Tuesday, October 25, 2016

How Tough was the First Madam President Edith Wilson ?

 Edith Bolling Wilson married Woodrow Wilson, a man fifteen years older than her who had just lost his wife the year before. Four years later he had a massive stroke and left Edith Wilson to run the United States from 1919 to 1921.  It is really semantics whether Edith Wilson was the first woman president or not, the fact is that she used presidential authority for two years to close out World War I, fight for the League of Nations, and unwittingly help women get the vote in 1921. Her ghost will be at Hillary’s inauguration along with Alice Paul and Susan B. Anthony.

Imagine this. The suffragettes were chaining themselves to the White House gates while Edith was running the White House. She would stay up late deciphering top secret code from Europe hearing the suffragettes out by the gate. The irony that while women did not have the vote a woman was running the country is truly remarkable. Edith was from the South and disapproved of Alice Pauls tactics of laying down in front of carriages, hunger strikes, and flashing the president with signs under their skirts. She was still enough of a lady from the South to hold such aggressive women in disdain, but she was an aggressive woman herself.

From the moment Dr. Dercum told her that she must not stress the President and take over the White House or the president might die, Edith had to go her own way. When doctors told her an operation must be performed to relieve a blockage in his prostate she vetoed the operation and said nature would take its course. The president survived and Edith began to run the White House, delegating authority, getting bills passed, making appointments. All the while making sure her husband would survive his presidency.  

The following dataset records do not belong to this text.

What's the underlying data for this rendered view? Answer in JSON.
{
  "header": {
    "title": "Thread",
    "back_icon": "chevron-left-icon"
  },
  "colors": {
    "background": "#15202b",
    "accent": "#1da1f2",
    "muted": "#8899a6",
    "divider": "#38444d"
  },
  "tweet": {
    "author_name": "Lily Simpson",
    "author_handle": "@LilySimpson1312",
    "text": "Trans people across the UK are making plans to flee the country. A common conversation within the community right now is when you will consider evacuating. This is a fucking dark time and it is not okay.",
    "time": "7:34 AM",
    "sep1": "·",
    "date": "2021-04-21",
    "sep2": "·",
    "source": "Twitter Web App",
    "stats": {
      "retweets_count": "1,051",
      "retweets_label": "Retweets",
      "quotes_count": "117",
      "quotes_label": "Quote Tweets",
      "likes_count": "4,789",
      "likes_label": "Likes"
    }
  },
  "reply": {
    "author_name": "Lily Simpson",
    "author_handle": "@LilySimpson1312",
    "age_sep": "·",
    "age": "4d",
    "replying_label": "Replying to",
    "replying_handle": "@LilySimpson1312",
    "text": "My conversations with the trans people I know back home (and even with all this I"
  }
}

And when the  crucial vote came to the Senate for the right of women to vote, it was Edith who stepped in and encouraged her husband to violate the Sabbath and speak to the congress.  She was a pragmatist at heart who knew the vote would come eventually for women. And then in 1939 when she wrote about her time in the White House she covered her tracks once again and claimed to only be a “steward of the Presidency.” But others knew better and as time passed Edith Wilson was proclaimed more than once the first woman president.
So now we are looking at the actual election of a Woman to the Presidency of the United States.  The suffragettes, Edith, Alice Paul, Susan B. Anthony, were all soldiers in the long fight for equality for women. Edith proved by experience a woman could handle the job at a time when women were second class citizens. Imagine what a woman can do now who doesn’t have to keep her husband alive and worry about men who saw her still as the “president’s new girlfriend.”